Los Pumas Assistant Coach Contepomi - 'Unforced errors have consequences'

Los Pumas Assistant Coach Contepomi - 'Unforced errors have consequences'

Felipe Contepomi, assistant coach

On whether there were changes in the way the team prepared:

"It would be foolish to say something and not take action. What basically changed was understanding that unforced errors have consequences in the game.

"We believe and trust the game plan, the way we play and everything we have been working on for a year and a half."

About Pool D match between England and Japan:

"The thing about a Rugby World Cup is that you get to watch a lot of rugby – I also saw South Africa-Romania, Australia-Fiji and also England. Specifically, our focus is in Samoa. It would be disrespectful to focus on an opponent two games later. They all deserve your attention."

On how he watches games:

"I see them as a rugby coach. I don't know what it's like to see it as a fan, as a supporter. I see it as a rugby coach, I see ideas, how teams play, game trends."

On Samoa:

"Samoa is a physical team. We all know how they play or the intuition they have, something that all the (Pacific) Islands teams have. This Samoan team is very well coached, with good set pieces, more structured in in how they leave their field.

"They have certain classic, basic structures in their way of playing. Their physical strength is crucial to them. They have very good players. They have selected, due to the Law, high-quality players who have had a past in the All Blacks. They look good, cohesive. They have had a very good preparation.

"I know the coaches and they are very good coaches and are very prepared for the challenge, which for us is a great challenge."

On possible changes to his squad for the second game:

"We are always open to changes. Players compete for a position in training. All 33 are eligible. Yesterday we had training, another tomorrow and after that coaches will meet to decide the team.

"I can't say today if there are going to be changes. Players know; the week is made so that everyone competes for a position for the weekend."

On the perceived failure of decision-making against England:

"We work all the time on decision making; I think it is the most important emphasis since we arrived: trying to give the boys a framework to play and trust decision-making. We always work on that. We are not going to stop working because of a result."

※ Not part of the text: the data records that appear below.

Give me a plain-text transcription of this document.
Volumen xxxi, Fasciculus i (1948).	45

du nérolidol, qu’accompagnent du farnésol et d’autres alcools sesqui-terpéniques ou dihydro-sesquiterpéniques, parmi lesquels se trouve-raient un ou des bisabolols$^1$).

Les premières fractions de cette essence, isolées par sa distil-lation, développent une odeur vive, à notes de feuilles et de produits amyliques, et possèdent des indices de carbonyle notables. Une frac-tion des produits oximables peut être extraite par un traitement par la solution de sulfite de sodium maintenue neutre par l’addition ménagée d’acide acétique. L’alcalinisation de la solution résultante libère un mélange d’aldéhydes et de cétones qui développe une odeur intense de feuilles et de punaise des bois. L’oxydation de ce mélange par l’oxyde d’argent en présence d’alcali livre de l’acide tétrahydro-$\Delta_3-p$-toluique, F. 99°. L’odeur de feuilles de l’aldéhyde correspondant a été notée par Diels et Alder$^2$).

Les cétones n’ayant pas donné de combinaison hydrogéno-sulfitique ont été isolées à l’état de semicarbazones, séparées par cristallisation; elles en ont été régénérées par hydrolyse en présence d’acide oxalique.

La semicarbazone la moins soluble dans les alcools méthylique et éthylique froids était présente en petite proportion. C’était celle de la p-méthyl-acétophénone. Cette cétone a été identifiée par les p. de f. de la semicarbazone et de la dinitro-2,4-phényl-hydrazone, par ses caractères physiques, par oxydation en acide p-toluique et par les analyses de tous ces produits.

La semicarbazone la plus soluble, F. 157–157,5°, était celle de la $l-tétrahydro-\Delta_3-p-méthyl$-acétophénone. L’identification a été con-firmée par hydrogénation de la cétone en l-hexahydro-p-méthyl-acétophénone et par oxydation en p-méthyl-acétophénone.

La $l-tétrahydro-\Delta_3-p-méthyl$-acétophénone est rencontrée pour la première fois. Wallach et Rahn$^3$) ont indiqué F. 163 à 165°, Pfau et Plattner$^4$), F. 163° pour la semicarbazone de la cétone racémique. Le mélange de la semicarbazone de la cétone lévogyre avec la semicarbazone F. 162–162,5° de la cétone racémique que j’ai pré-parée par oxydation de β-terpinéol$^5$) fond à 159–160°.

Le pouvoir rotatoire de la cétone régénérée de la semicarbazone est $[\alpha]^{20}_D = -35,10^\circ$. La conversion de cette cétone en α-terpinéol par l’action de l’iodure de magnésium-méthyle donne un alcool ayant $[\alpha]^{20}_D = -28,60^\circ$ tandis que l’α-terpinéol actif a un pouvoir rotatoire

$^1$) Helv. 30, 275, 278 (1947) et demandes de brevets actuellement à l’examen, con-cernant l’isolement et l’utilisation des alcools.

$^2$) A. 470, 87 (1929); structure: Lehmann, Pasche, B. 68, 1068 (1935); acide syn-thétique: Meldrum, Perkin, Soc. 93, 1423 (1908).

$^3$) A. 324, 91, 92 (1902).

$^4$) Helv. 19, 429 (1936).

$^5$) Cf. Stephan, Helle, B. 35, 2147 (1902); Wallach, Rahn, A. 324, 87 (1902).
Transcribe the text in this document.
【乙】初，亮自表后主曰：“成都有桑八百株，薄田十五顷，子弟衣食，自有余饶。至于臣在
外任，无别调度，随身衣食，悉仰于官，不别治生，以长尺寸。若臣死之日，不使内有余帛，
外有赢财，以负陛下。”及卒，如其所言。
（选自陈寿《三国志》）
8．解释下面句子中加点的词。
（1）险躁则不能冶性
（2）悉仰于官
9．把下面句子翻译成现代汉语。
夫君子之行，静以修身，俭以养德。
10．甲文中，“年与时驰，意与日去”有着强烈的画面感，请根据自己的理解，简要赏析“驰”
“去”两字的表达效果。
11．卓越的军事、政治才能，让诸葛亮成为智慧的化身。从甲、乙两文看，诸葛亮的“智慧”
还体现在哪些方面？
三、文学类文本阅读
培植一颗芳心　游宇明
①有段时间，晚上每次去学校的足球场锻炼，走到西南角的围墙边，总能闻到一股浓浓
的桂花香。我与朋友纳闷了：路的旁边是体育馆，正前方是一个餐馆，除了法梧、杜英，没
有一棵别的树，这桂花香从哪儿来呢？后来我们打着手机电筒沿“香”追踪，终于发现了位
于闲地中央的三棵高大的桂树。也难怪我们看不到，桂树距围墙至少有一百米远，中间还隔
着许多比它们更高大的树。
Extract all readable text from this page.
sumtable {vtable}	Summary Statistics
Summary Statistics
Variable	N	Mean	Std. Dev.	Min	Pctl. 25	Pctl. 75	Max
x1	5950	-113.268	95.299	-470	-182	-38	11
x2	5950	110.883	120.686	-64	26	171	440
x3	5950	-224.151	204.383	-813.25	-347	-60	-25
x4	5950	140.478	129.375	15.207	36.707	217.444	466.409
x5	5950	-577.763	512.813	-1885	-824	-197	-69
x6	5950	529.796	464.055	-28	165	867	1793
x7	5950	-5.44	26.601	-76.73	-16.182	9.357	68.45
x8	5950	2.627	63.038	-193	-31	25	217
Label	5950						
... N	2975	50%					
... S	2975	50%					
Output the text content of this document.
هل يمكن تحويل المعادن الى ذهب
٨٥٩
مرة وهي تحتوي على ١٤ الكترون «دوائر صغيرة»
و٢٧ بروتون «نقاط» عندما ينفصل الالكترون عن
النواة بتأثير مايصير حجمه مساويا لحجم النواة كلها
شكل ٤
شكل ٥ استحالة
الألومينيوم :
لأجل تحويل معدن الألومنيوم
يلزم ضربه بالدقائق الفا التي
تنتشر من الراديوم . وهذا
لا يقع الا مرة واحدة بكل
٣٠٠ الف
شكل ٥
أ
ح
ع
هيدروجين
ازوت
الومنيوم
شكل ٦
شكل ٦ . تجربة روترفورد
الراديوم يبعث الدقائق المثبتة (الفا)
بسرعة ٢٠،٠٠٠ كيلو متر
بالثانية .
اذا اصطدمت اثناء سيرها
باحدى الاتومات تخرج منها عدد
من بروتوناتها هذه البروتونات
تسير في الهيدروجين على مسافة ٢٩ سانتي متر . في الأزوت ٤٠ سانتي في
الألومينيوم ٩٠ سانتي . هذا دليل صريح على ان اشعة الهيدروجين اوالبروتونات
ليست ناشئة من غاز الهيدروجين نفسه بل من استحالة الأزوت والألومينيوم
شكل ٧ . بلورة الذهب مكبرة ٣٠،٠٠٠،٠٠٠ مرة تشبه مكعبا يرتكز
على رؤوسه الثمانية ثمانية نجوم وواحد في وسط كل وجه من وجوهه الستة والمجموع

"Obviously, we have already analysed and turned the page on England. There's no point in talking about that game a week later. We are focused on Samoa and on the things we want to improve and what we want to do on the field in that game. Several of these things go into decision making. Rugby is decision-making, life is decision-making. That's why we try to be as lucid as possible to try to make the best decisions."

On prop Joel Sclavi injury:

"Luckily he is training. We have to wait today and tomorrow to see whether or not he is available to be selectable. Hopefully he is eligible."

Mayco Vivas, prop

On Samoa:

"We have seen a little about what their system is like, how they play. They have a good pack, very strong, very dominant. We're going to fight there. They have very good players, with experience in the All Blacks and other teams.

"It is a key point to have focus there and not make mistakes that can be costly in a Rugby World Cup."

On his fitness:

"Physically I am very well, it is a great group both as human beings and rugby-wise. We did a great preparation for the upcoming World Cup matches."

About representing your club of origin:

"I am very proud to be representing CRAR (Círculo Rafaelino de Rugby) and also Atlético del Rosario, for whom I also played (in Argentina).

"I am very happy to play in a second World Cup and share it with Pedro (Rubiolo), whom I know from the club. The CRAR people are very happy and proud of the two of us."

Tomas Cubelli, scrum-half

On the comparisons of 2019 and also having lost the first game in Japan:

"It would be a mistake to make a direct parallel between 2019 and this World Cup. I don't think the parallel between the two is straightforward. They are different situations.

"From my experiences, not so much from that World Cup, but from previous moments, it is very important that we understand that the level of preparation is very high, the level of demand is very high, that mistakes are paid dearly in a World Cup.

"Saying that, we have to be aware that we have to enjoy being here, the responsibility we have here, of being together, of being here, of playing with this shirt in a World Cup.

"Also being aware that this is a game and we enjoy it more when we actually play it and bring all that incredible preparation to the court."

On his fitness situation:

"Physically I am fine, training alongside the team. Enjoying being here, fighting for a position. That's what it's about. There is a lot of goodwill internal competition. Enjoying and knowing that this is good for the team. It's about that."

On Samoa:

"I don't know if I would look for Samoa's weakness; I would look for ways to bring our game to them, to make our game feel very good against them, and if we can take it to the field it offers us many possibilities. And don't belittle them.

"The Samoans on every team they play are usually the ball-carriers. Their players who have been in good Super Rugby franchises and renowned teams.

"But they offer us opportunities if we dominate the game. By moving the ball and playing on our terms we can cause damage and put the focus there."